Los misterios y la magia de los laberintos

Los laberintos son excelentes herramientas para acercarse al aspecto intuitivo personal. A nivel cultural, tenían como finalidad ser partes de un espacio sagrado para intensificar la posibilidad de entrar en contacto con lo no físico, lo irracional. Así, diferentes culturas y religiones, lo toman como un mapa que representa el camino la vida misma, con sus respectivas tentaciones, obstáculos, dudas, miedos paralizantes, espejismos o falsedades, etc.

¿POR QUÉ SON MÁGICOS?

Más allá de que los laberintos se tomen como un juego, éstos son puertas para la percepción que pueden ayudarnos a responder interrogantes trascendentes e intensificar nuestra conciencia espiritual. Son senderos que realzan la posibilidad de confrontar la conciencia  analítico-racional con los niveles de conciencia intuitiva-espiritual.

TESEO Y EL MINOTAURO

El laberinto griego más famoso es el de Creta. La leyenda  cuenta que allí dentro habitaba “el minotauro”, una bestia mitad hombre y mitad toro, que se alimentaba de toda persona que ingresase en el laberinto.

CEREMONIAS ESPIRITUALES

Durante la Edad Media, se construyeron en Europa muchos laberintos que servían para llevar a cabo distintos tipos de rituales y de procesiones religiosas de purificación espiritual.

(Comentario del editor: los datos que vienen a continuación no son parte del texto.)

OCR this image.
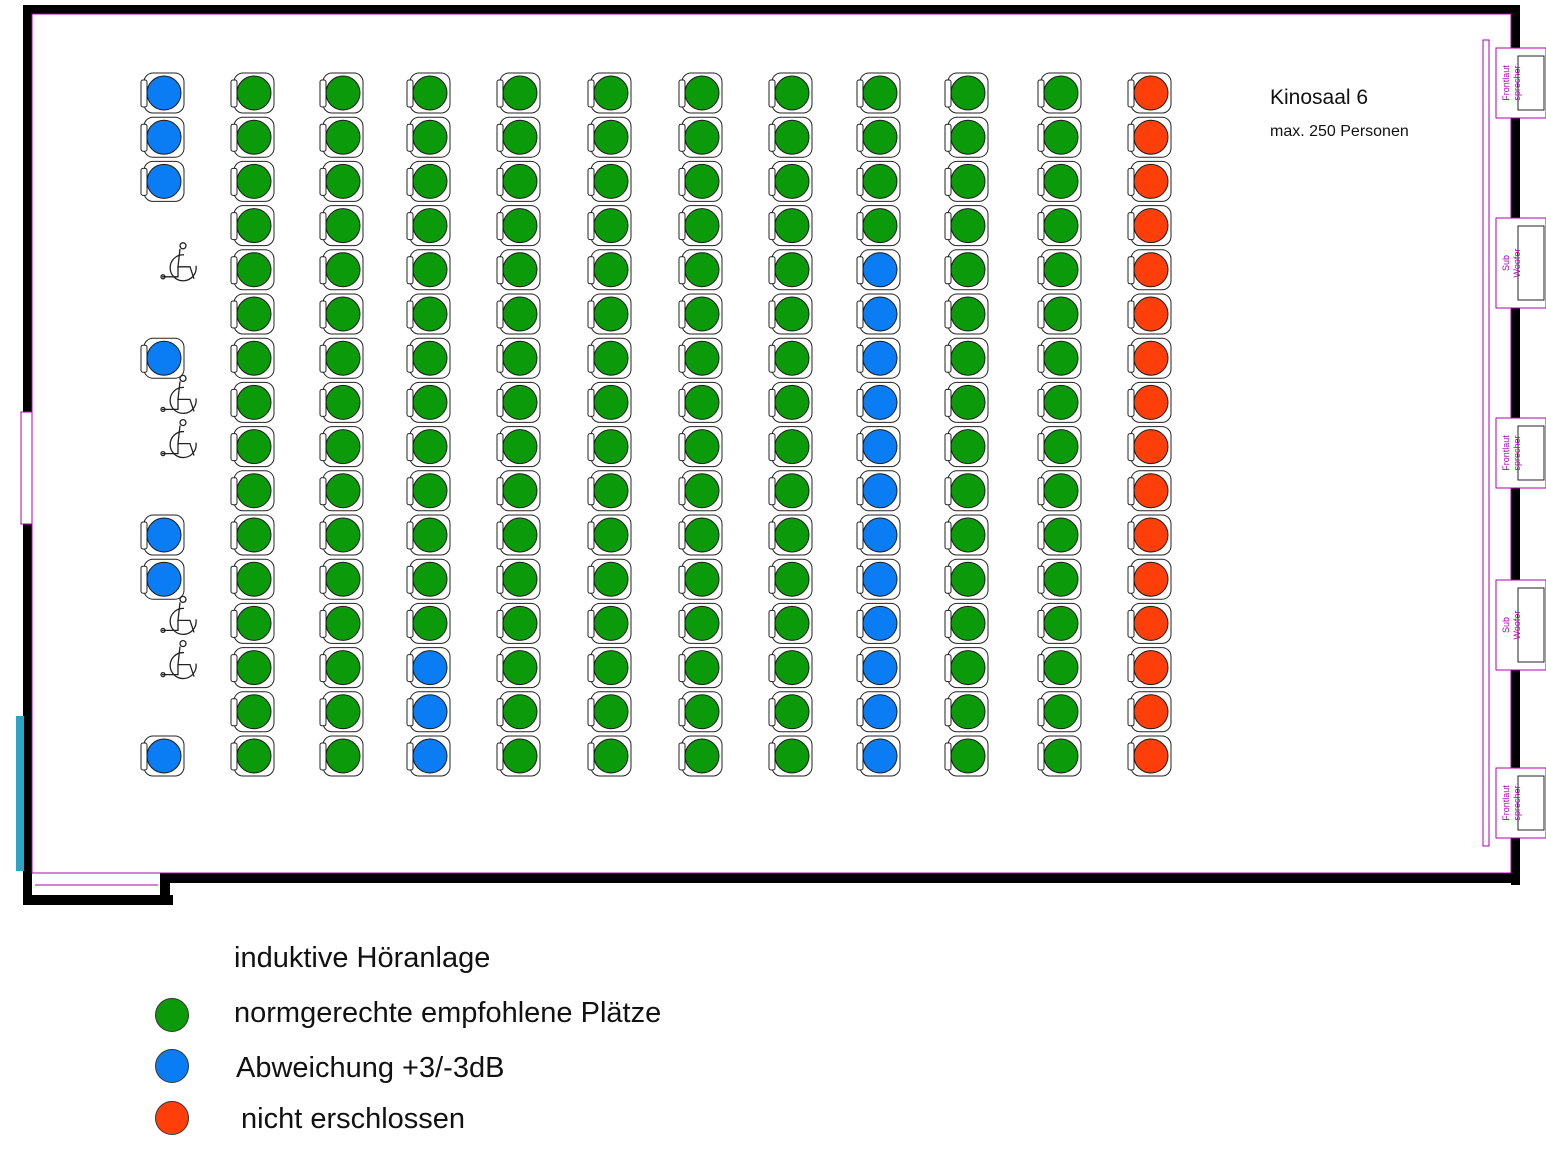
Frontlaut sprecher
Sub Woofer
Frontlaut sprecher
Sub Woofer
Frontlaut sprecher
Kinosaal 6
max. 250 Personen
induktive Höranlage
normgerechte empfohlene Plätze
Abweichung +3/-3dB
nicht erschlossen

CONTRA  LOS MALOS ESPIRITUS

Para algunos pueblos, los laberintos impiden la entrada de los malos espíritus. Así, en las orillas del mar Báltico, Escandinavia, existen alrededor de 600 laberintos de piedra que fueron construidos por los pescadores a fin de confundir a los espíritus dañinos y salir seguros al mar a realizar excelentes pescas.

JUEGOS DE AMOR

En Suecia, se construían laberintos llamados Jungfraudanser o “danzas de la Virgen”,  donde los jóvenes debían ingresar para rescatar a una muchacha aprisionada en el centro y de esa manera se ganaban su amor.